Autoria: Joselito do Zé, da Nair, do Rafael, de Ana Lúcia, de Tantas Gentes e de Jesus, O Emanuel.
Lí esse texto e gostei bastante, é interessante como a mídia e nós mesmo valorizamos personagens como: Michael Jacson, Tom Cruz, os vencedores do Big Bosta Brasil, etc.

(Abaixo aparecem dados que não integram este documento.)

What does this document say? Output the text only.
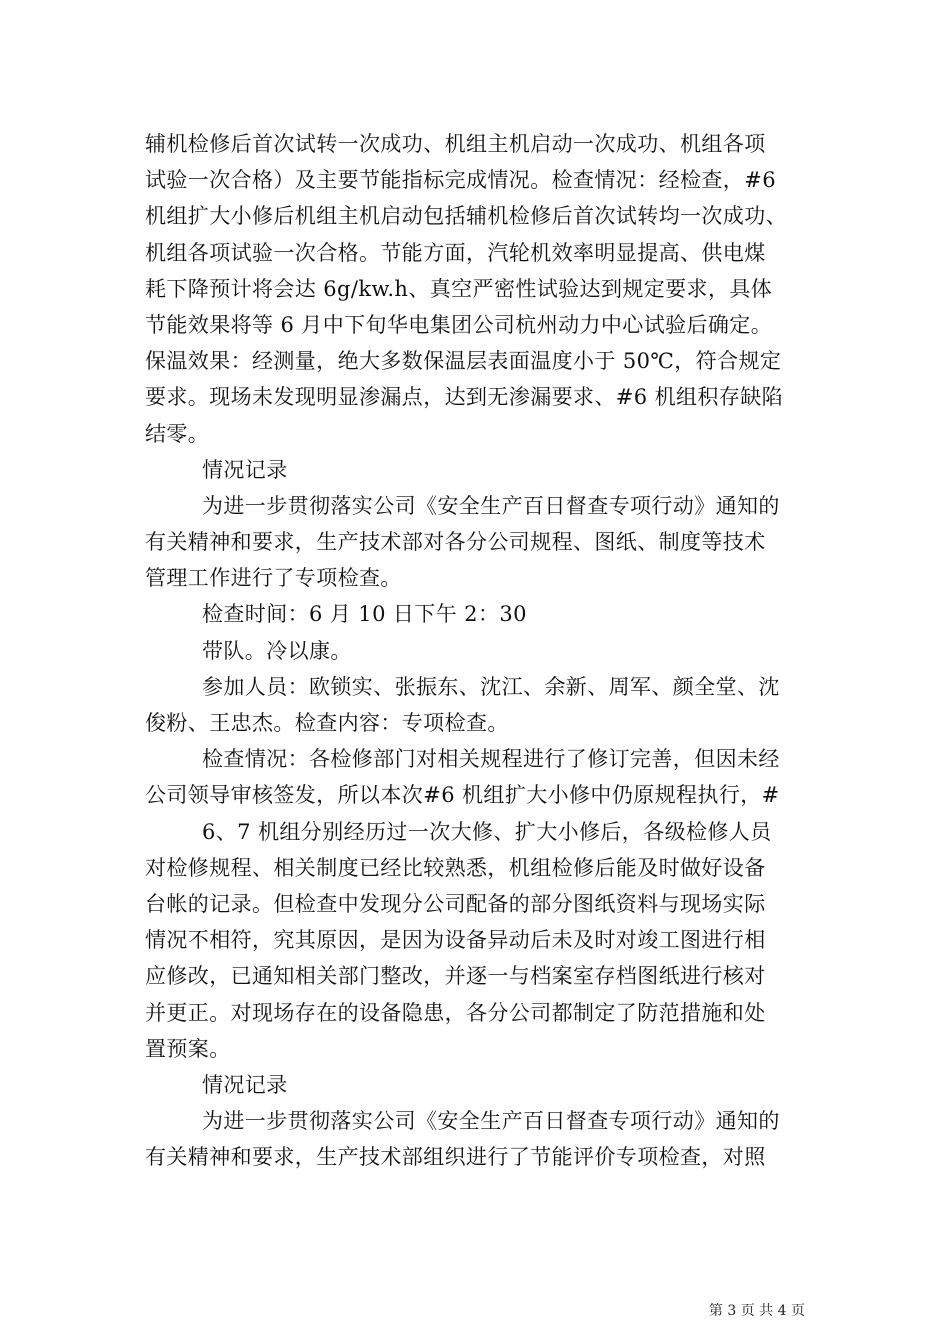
辅机检修后首次试转一次成功、机组主机启动一次成功、机组各项
试验一次合格）及主要节能指标完成情况。检查情况：经检查，#6
机组扩大小修后机组主机启动包括辅机检修后首次试转均一次成功、
机组各项试验一次合格。节能方面，汽轮机效率明显提高、供电煤
耗下降预计将会达 6g/kw.h、真空严密性试验达到规定要求，具体
节能效果将等 6 月中下旬华电集团公司杭州动力中心试验后确定。
保温效果：经测量，绝大多数保温层表面温度小于 50℃，符合规定
要求。现场未发现明显渗漏点，达到无渗漏要求、#6 机组积存缺陷
结零。
情况记录
为进一步贯彻落实公司《安全生产百日督查专项行动》通知的
有关精神和要求，生产技术部对各分公司规程、图纸、制度等技术
管理工作进行了专项检查。
检查时间：6 月 10 日下午 2：30
带队。冷以康。
参加人员：欧锁实、张振东、沈江、余新、周军、颜全堂、沈
俊粉、王忠杰。检查内容：专项检查。
检查情况：各检修部门对相关规程进行了修订完善，但因未经
公司领导审核签发，所以本次#6 机组扩大小修中仍原规程执行，#
6、7 机组分别经历过一次大修、扩大小修后，各级检修人员
对检修规程、相关制度已经比较熟悉，机组检修后能及时做好设备
台帐的记录。但检查中发现分公司配备的部分图纸资料与现场实际
情况不相符，究其原因，是因为设备异动后未及时对竣工图进行相
应修改，已通知相关部门整改，并逐一与档案室存档图纸进行核对
并更正。对现场存在的设备隐患，各分公司都制定了防范措施和处
置预案。
情况记录
为进一步贯彻落实公司《安全生产百日督查专项行动》通知的
有关精神和要求，生产技术部组织进行了节能评价专项检查，对照
第 3 页 共 4 页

ResponderExcluirPrecisamos é valorizar mais os homens que não se venderam ao dinheiro, a corrupção, ao preconceito, e que concomitantemente lutaram, sofreram e até morreram por uma sociedade mais justa, como é o respectivo personagem Mandela, citado por você.
parabéns Teacher.
Você está sintonizado meu jovem. Está atento e refletindo, o que o torna, infelizmente, raro. Digo isto porque a maioria dos jovens estão discutindo alegremente o Big Bosta Brasil, enaltecendo aqueles personagens inventados frente às câmeras, vazios, superficiais, lixo cultural.